Five University of North Carolina students arrested for their role in a May anti-sweatshop protest at the offices of the university chancellor were found guilty Monday in Chapel Hill District Court.
Salma Mirza, Linda Gomaa, Sarah Hirsch, Thomas Mattera and Tim Stallmann participated in a two-week sit-in last spring at UNC’s South Building. The demonstration culminated when they and dozens of other students rushed into the office of then-University Chancellor James Moeser to protest the university’s rejection of a program they say will help improve conditions for workers who make the university’s licensed apparel.
The move came just after a special meeting of the Licensing Labor Code Advisory Committee (LLCAC) called by Chancellor Moeser, in which he reaffirmed his earlier decision to forgo affiliating with the Designated Suppliers Program (DSP).
Last year Moeser characterized the program as “wonderfully idealistic, totally impractical.”
However, the DSP is endorsed by 44 other universitiesincluding Duke. The program addresses the systemic problems affecting the apparel industry by asking licensees not only to adhere to a set of codes, but also to agree to pay foreign factories enough money to actually comply with those codes, Mirza said during the trial.
In the realm of collegiate apparel, UNC has long been among the most popular schools in the country. It currently ranks seventh on the Collegiate Licensing Company’s annual list of top-selling schools. Revenue from the trademark licensing of the Tar Heel logo generated $2.83 million in 2007, money the university says will be used to support need- and merit-based scholarships for UNC students.
It’s unclear exactly how many of the factories that produce UNC apparel are adhering to the standards set by the university. Despite the code systems put in place by the two labor monitoring organizations affiliated with UNCthe Fair Labor Association (FLA) and the Worker Rights Consortiumsome alleged that much of the apparel licensed by the companies like Nike and Champion and made for the $3 billion collegiate market is produced with sweat shop labor.
“The present situation is wholly unacceptable,” says Altha Cravey, a UNC geography professor and long-time member of the LLCC. “For all of the money we’ve poured into these organizations to be members, the norm in the industry is still forced overtime.
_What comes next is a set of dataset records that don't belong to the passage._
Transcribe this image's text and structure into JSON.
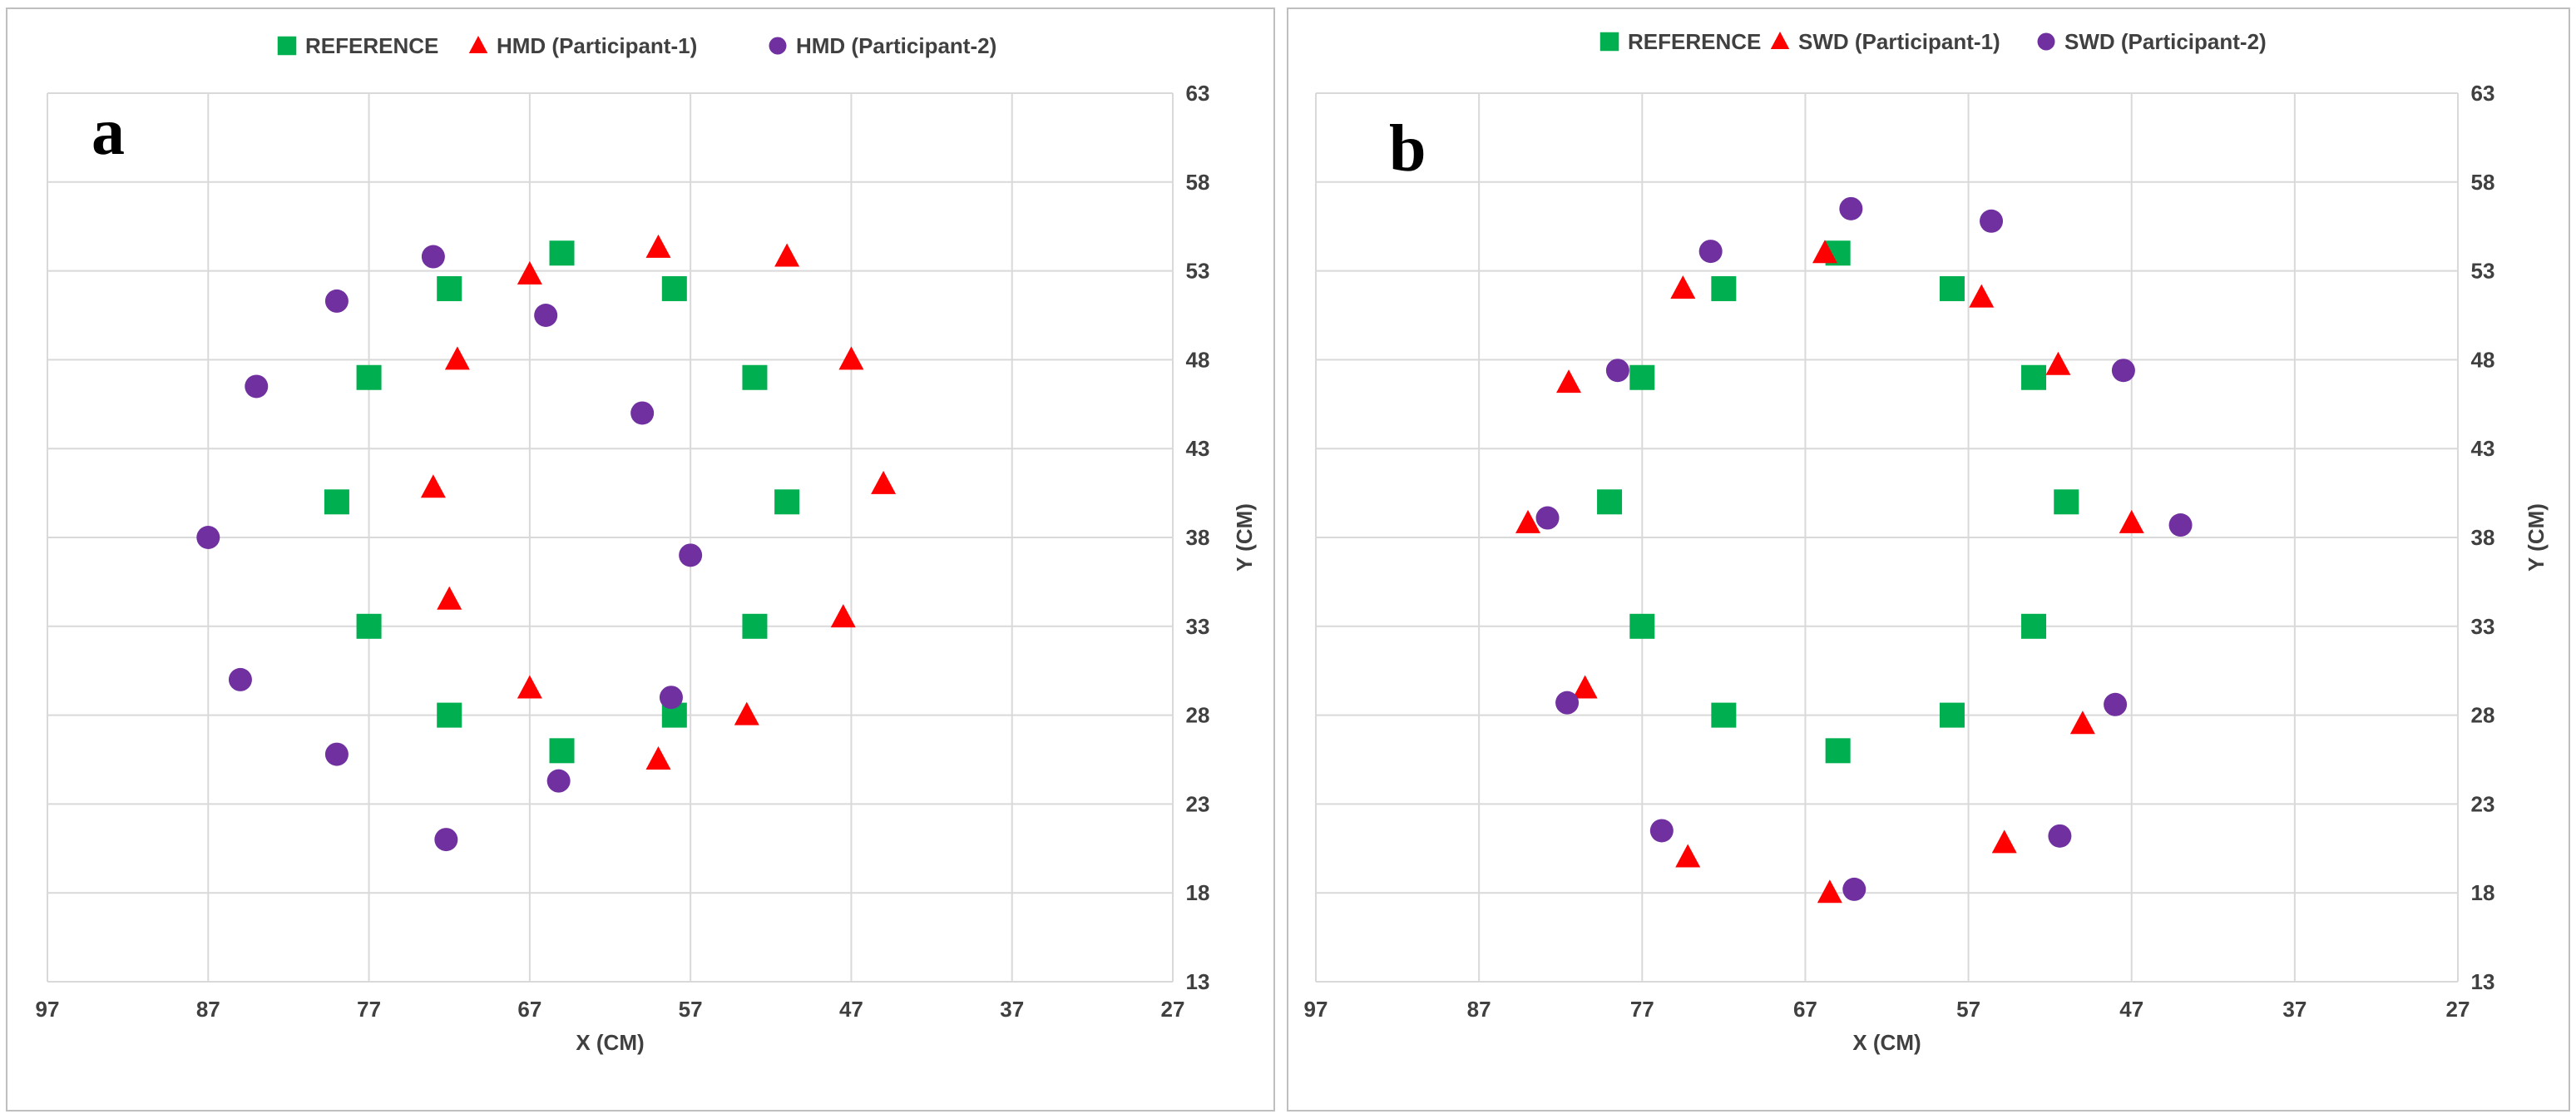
{
  "colors": {
    "reference": "#00b050",
    "participant1": "#ff0000",
    "participant2": "#7030a0"
  },
  "chart_data": [
    {
      "type": "scatter",
      "panel_label": "a",
      "xlabel": "X (CM)",
      "ylabel": "Y (CM)",
      "xlim": [
        97,
        27
      ],
      "ylim": [
        13,
        63
      ],
      "xticks": [
        97,
        87,
        77,
        67,
        57,
        47,
        37,
        27
      ],
      "yticks": [
        13,
        18,
        23,
        28,
        33,
        38,
        43,
        48,
        53,
        58,
        63
      ],
      "grid": true,
      "legend_position": "top",
      "series": [
        {
          "name": "REFERENCE",
          "marker": "square",
          "color_key": "reference",
          "points": [
            [
              65,
              54
            ],
            [
              72,
              52
            ],
            [
              58,
              52
            ],
            [
              77,
              47
            ],
            [
              53,
              47
            ],
            [
              79,
              40
            ],
            [
              51,
              40
            ],
            [
              77,
              33
            ],
            [
              53,
              33
            ],
            [
              72,
              28
            ],
            [
              58,
              28
            ],
            [
              65,
              26
            ]
          ]
        },
        {
          "name": "HMD (Participant-1)",
          "marker": "triangle",
          "color_key": "participant1",
          "points": [
            [
              59,
              54.3
            ],
            [
              51,
              53.8
            ],
            [
              67,
              52.8
            ],
            [
              71.5,
              48
            ],
            [
              47,
              48
            ],
            [
              73,
              40.8
            ],
            [
              45,
              41
            ],
            [
              72,
              34.5
            ],
            [
              47.5,
              33.5
            ],
            [
              67,
              29.5
            ],
            [
              53.5,
              28
            ],
            [
              59,
              25.5
            ]
          ]
        },
        {
          "name": "HMD (Participant-2)",
          "marker": "circle",
          "color_key": "participant2",
          "points": [
            [
              73,
              53.8
            ],
            [
              79,
              51.3
            ],
            [
              66,
              50.5
            ],
            [
              84,
              46.5
            ],
            [
              60,
              45
            ],
            [
              87,
              38
            ],
            [
              57,
              37
            ],
            [
              85,
              30
            ],
            [
              58.2,
              29
            ],
            [
              79,
              25.8
            ],
            [
              65.2,
              24.3
            ],
            [
              72.2,
              21
            ]
          ]
        }
      ]
    },
    {
      "type": "scatter",
      "panel_label": "b",
      "xlabel": "X (CM)",
      "ylabel": "Y (CM)",
      "xlim": [
        97,
        27
      ],
      "ylim": [
        13,
        63
      ],
      "xticks": [
        97,
        87,
        77,
        67,
        57,
        47,
        37,
        27
      ],
      "yticks": [
        13,
        18,
        23,
        28,
        33,
        38,
        43,
        48,
        53,
        58,
        63
      ],
      "grid": true,
      "legend_position": "top",
      "series": [
        {
          "name": "REFERENCE",
          "marker": "square",
          "color_key": "reference",
          "points": [
            [
              65,
              54
            ],
            [
              72,
              52
            ],
            [
              58,
              52
            ],
            [
              77,
              47
            ],
            [
              53,
              47
            ],
            [
              79,
              40
            ],
            [
              51,
              40
            ],
            [
              77,
              33
            ],
            [
              53,
              33
            ],
            [
              72,
              28
            ],
            [
              58,
              28
            ],
            [
              65,
              26
            ]
          ]
        },
        {
          "name": "SWD (Participant-1)",
          "marker": "triangle",
          "color_key": "participant1",
          "points": [
            [
              65.8,
              54
            ],
            [
              74.5,
              52
            ],
            [
              56.2,
              51.5
            ],
            [
              81.5,
              46.7
            ],
            [
              51.5,
              47.7
            ],
            [
              84,
              38.8
            ],
            [
              47,
              38.8
            ],
            [
              80.5,
              29.5
            ],
            [
              50,
              27.5
            ],
            [
              74.2,
              20
            ],
            [
              54.8,
              20.8
            ],
            [
              65.5,
              18
            ]
          ]
        },
        {
          "name": "SWD (Participant-2)",
          "marker": "circle",
          "color_key": "participant2",
          "points": [
            [
              64.2,
              56.5
            ],
            [
              55.6,
              55.8
            ],
            [
              72.8,
              54.1
            ],
            [
              78.5,
              47.4
            ],
            [
              47.5,
              47.4
            ],
            [
              82.8,
              39.1
            ],
            [
              44,
              38.7
            ],
            [
              81.6,
              28.7
            ],
            [
              48,
              28.6
            ],
            [
              75.8,
              21.5
            ],
            [
              51.4,
              21.2
            ],
            [
              64,
              18.2
            ]
          ]
        }
      ]
    }
  ]
}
The norm is people not receiving a living wage. There are more adequate solutions out there, and we should take them seriously.”
Earlier this year, Jorge Perez Lopez, executive director of the Fair Labor Association visited UNC and admitted to LLCC members that some of the accredited organizations violate the university’s established codes of labor conduct. UNC has joined with 10 other top-selling universities to develop an enhanced monitoring protocol, but critics of the FLA have been quick to point out that the FLA includes among its leadership representatives from the very companies that operate the factories that are failing to adhere to the codes.
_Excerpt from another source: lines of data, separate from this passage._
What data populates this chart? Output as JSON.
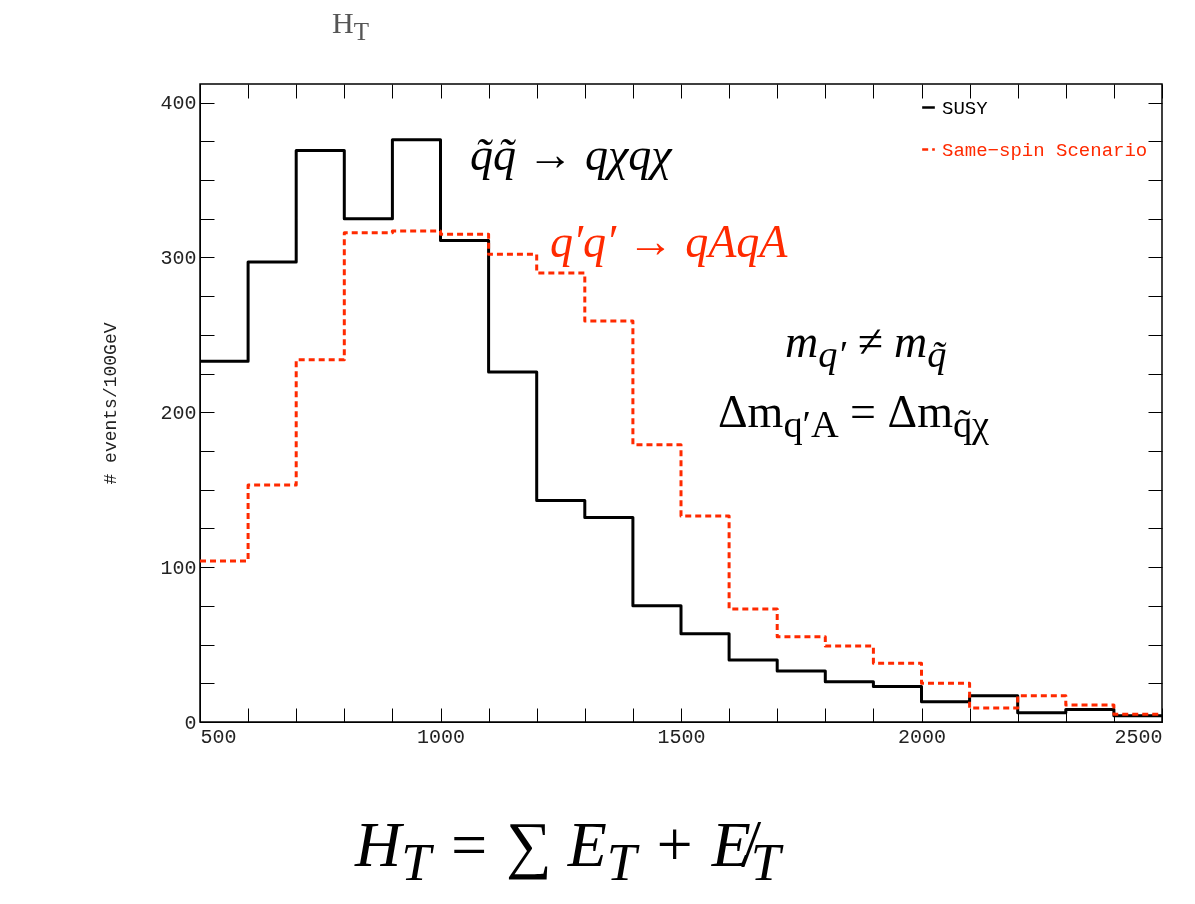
{
  "chart_data": {
    "type": "histogram",
    "title": "H$_{T}$",
    "xlabel": "H$_{T}$ = ∑ E$_{T}$ + E̸$_{T}$",
    "ylabel": "# events/100GeV",
    "bins": [
      500,
      600,
      700,
      800,
      900,
      1000,
      1100,
      1200,
      1300,
      1400,
      1500,
      1600,
      1700,
      1800,
      1900,
      2000,
      2100,
      2200,
      2300,
      2400,
      2500
    ],
    "series": [
      {
        "name": "SUSY",
        "color": "#000000",
        "line_style": "solid",
        "values": [
          233,
          297,
          369,
          325,
          376,
          311,
          226,
          143,
          132,
          75,
          57,
          40,
          33,
          26,
          23,
          13,
          17,
          6,
          8,
          4
        ]
      },
      {
        "name": "Same−spin Scenario",
        "color": "#ff2a00",
        "line_style": "dashed",
        "values": [
          104,
          153,
          234,
          316,
          317,
          315,
          302,
          290,
          259,
          179,
          133,
          73,
          55,
          49,
          38,
          25,
          9,
          17,
          11,
          5
        ]
      }
    ],
    "xlim": [
      500,
      2500
    ],
    "ylim": [
      0,
      412
    ],
    "xticks": [
      500,
      {
        "value": 600,
        "label": null
      },
      {
        "value": 700,
        "label": null
      },
      {
        "value": 800,
        "label": null
      },
      {
        "value": 900,
        "label": null
      },
      1000,
      {
        "value": 1100,
        "label": null
      },
      {
        "value": 1200,
        "label": null
      },
      {
        "value": 1300,
        "label": null
      },
      {
        "value": 1400,
        "label": null
      },
      1500,
      {
        "value": 1600,
        "label": null
      },
      {
        "value": 1700,
        "label": null
      },
      {
        "value": 1800,
        "label": null
      },
      {
        "value": 1900,
        "label": null
      },
      2000,
      {
        "value": 2100,
        "label": null
      },
      {
        "value": 2200,
        "label": null
      },
      {
        "value": 2300,
        "label": null
      },
      {
        "value": 2400,
        "label": null
      },
      2500
    ],
    "yticks": [
      0,
      {
        "value": 25,
        "label": null
      },
      {
        "value": 50,
        "label": null
      },
      {
        "value": 75,
        "label": null
      },
      100,
      {
        "value": 125,
        "label": null
      },
      {
        "value": 150,
        "label": null
      },
      {
        "value": 175,
        "label": null
      },
      200,
      {
        "value": 225,
        "label": null
      },
      {
        "value": 250,
        "label": null
      },
      {
        "value": 275,
        "label": null
      },
      300,
      {
        "value": 325,
        "label": null
      },
      {
        "value": 350,
        "label": null
      },
      {
        "value": 375,
        "label": null
      },
      400
    ],
    "grid": false,
    "legend": "top right",
    "annotations": [
      "q̃q̃ → qχqχ",
      "q′q′ → qAqA",
      "m$_{q′}$ ≠ m$_{q̃}$",
      "Δm$_{q′A}$ = Δm$_{q̃χ}$"
    ]
  }
}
“The FLA solution is just to create more codes, which we already know doesn’t work,” says Mirza. “It’s a fire alarm method. It only works if someone lodges a complaint. It assumes that workers aren’t suffering every day.”
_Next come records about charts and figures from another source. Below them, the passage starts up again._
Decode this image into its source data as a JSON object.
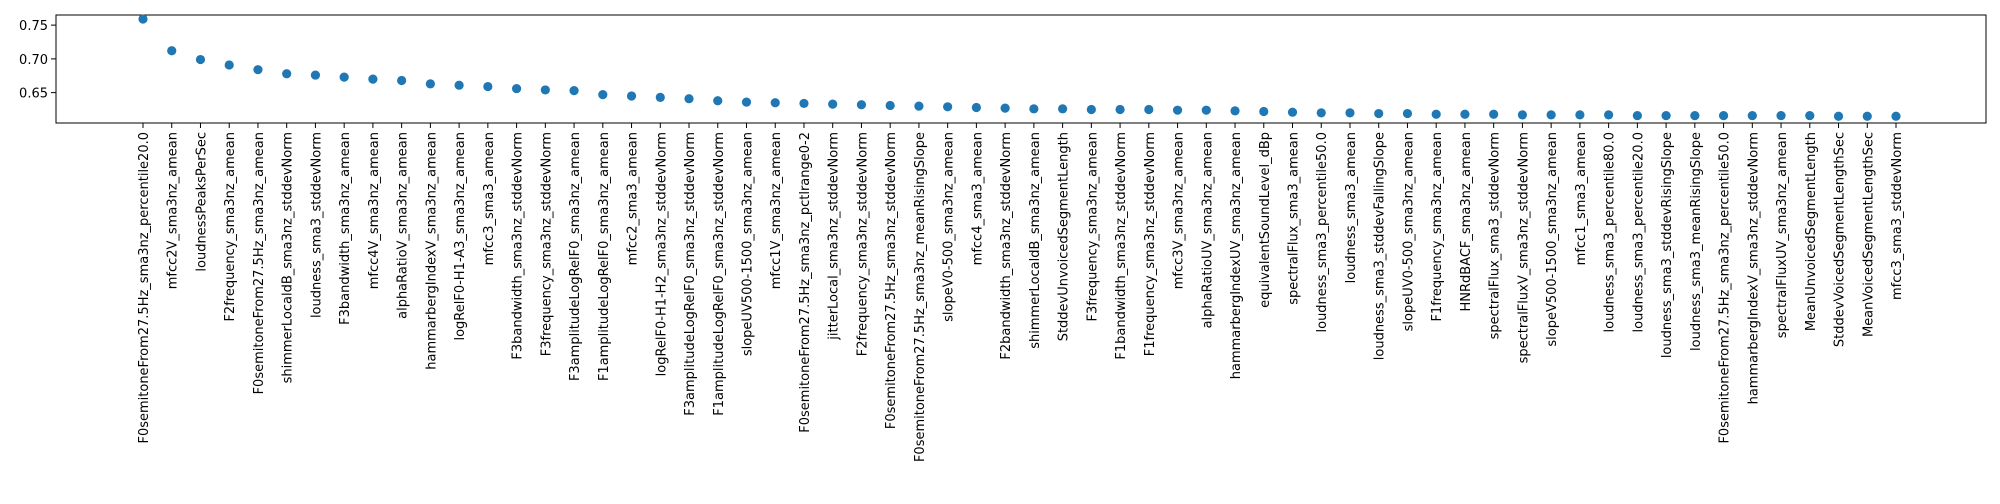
{
  "chart_data": {
    "type": "scatter",
    "title": "",
    "xlabel": "",
    "ylabel": "",
    "ylim": [
      0.605,
      0.765
    ],
    "y_ticks": [
      0.65,
      0.7,
      0.75
    ],
    "y_tick_labels": [
      "0.65",
      "0.70",
      "0.75"
    ],
    "grid": false,
    "marker_color": "#1f77b4",
    "categories": [
      "F0semitoneFrom27.5Hz_sma3nz_percentile20.0",
      "mfcc2V_sma3nz_amean",
      "loudnessPeaksPerSec",
      "F2frequency_sma3nz_amean",
      "F0semitoneFrom27.5Hz_sma3nz_amean",
      "shimmerLocaldB_sma3nz_stddevNorm",
      "loudness_sma3_stddevNorm",
      "F3bandwidth_sma3nz_amean",
      "mfcc4V_sma3nz_amean",
      "alphaRatioV_sma3nz_amean",
      "hammarbergIndexV_sma3nz_amean",
      "logRelF0-H1-A3_sma3nz_amean",
      "mfcc3_sma3_amean",
      "F3bandwidth_sma3nz_stddevNorm",
      "F3frequency_sma3nz_stddevNorm",
      "F3amplitudeLogRelF0_sma3nz_amean",
      "F1amplitudeLogRelF0_sma3nz_amean",
      "mfcc2_sma3_amean",
      "logRelF0-H1-H2_sma3nz_stddevNorm",
      "F3amplitudeLogRelF0_sma3nz_stddevNorm",
      "F1amplitudeLogRelF0_sma3nz_stddevNorm",
      "slopeUV500-1500_sma3nz_amean",
      "mfcc1V_sma3nz_amean",
      "F0semitoneFrom27.5Hz_sma3nz_pctlrange0-2",
      "jitterLocal_sma3nz_stddevNorm",
      "F2frequency_sma3nz_stddevNorm",
      "F0semitoneFrom27.5Hz_sma3nz_stddevNorm",
      "F0semitoneFrom27.5Hz_sma3nz_meanRisingSlope",
      "slopeV0-500_sma3nz_amean",
      "mfcc4_sma3_amean",
      "F2bandwidth_sma3nz_stddevNorm",
      "shimmerLocaldB_sma3nz_amean",
      "StddevUnvoicedSegmentLength",
      "F3frequency_sma3nz_amean",
      "F1bandwidth_sma3nz_stddevNorm",
      "F1frequency_sma3nz_stddevNorm",
      "mfcc3V_sma3nz_amean",
      "alphaRatioUV_sma3nz_amean",
      "hammarbergIndexUV_sma3nz_amean",
      "equivalentSoundLevel_dBp",
      "spectralFlux_sma3_amean",
      "loudness_sma3_percentile50.0",
      "loudness_sma3_amean",
      "loudness_sma3_stddevFallingSlope",
      "slopeUV0-500_sma3nz_amean",
      "F1frequency_sma3nz_amean",
      "HNRdBACF_sma3nz_amean",
      "spectralFlux_sma3_stddevNorm",
      "spectralFluxV_sma3nz_stddevNorm",
      "slopeV500-1500_sma3nz_amean",
      "mfcc1_sma3_amean",
      "loudness_sma3_percentile80.0",
      "loudness_sma3_percentile20.0",
      "loudness_sma3_stddevRisingSlope",
      "loudness_sma3_meanRisingSlope",
      "F0semitoneFrom27.5Hz_sma3nz_percentile50.0",
      "hammarbergIndexV_sma3nz_stddevNorm",
      "spectralFluxUV_sma3nz_amean",
      "MeanUnvoicedSegmentLength",
      "StddevVoicedSegmentLengthSec",
      "MeanVoicedSegmentLengthSec",
      "mfcc3_sma3_stddevNorm"
    ],
    "values": [
      0.759,
      0.712,
      0.699,
      0.691,
      0.684,
      0.678,
      0.676,
      0.673,
      0.67,
      0.668,
      0.663,
      0.661,
      0.659,
      0.656,
      0.654,
      0.653,
      0.647,
      0.645,
      0.643,
      0.641,
      0.638,
      0.636,
      0.635,
      0.634,
      0.633,
      0.632,
      0.631,
      0.63,
      0.629,
      0.628,
      0.627,
      0.626,
      0.626,
      0.625,
      0.625,
      0.625,
      0.624,
      0.624,
      0.623,
      0.622,
      0.621,
      0.62,
      0.62,
      0.619,
      0.619,
      0.618,
      0.618,
      0.618,
      0.617,
      0.617,
      0.617,
      0.617,
      0.616,
      0.616,
      0.616,
      0.616,
      0.616,
      0.616,
      0.616,
      0.615,
      0.615,
      0.615
    ]
  }
}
During the trial, the student’s attorney, Al McSurely, president of the Chapel Hill/ Carrboro chapter of the NAACP, argued that their actions were necessary to prevent the greater crime being perpetrated against the workers, whose suffering they said would, at least to some degree, be abated if Moeser would change his stance.
The presiding judge however, disagreed. After applauding the students’ idealism, Judge Patricia Devine found each of them guilty on charges of failure to disperse, while a gallery of their visibly disappointed supporters looked on.
“This case hinges on whether or not there was a legitimate nexus between the students’ hope that they could change the chancellor’s mind thereby benefiting workers and their actions,” said Devine. “I see no evidence of that.”
Mirza, the organizer of the protest, was also found guilty of resisting arrest for refusing to walk to the awaiting police vehicle after her arrest, though her sentence, as well as that of the rest of the protesters, was vacated by the judge.
Despite the verdict, the students were encouraged. “This is still a victory for us because no one in that courtroom said that we were wrong in trying to get the university to adopt the DSP,” explained Sarah Hirsch.
With the start of the new school year, supporters of the DSP will get another chance to convince university higher-ups to join. One of former Chancellor Moeser’s last acts as head of the university was to set the agenda for the Licensing Labor Code Committee. Committee members hope to have a substantive discussion at their first meeting on how the university handles its licensing issues, including revisiting the DSP.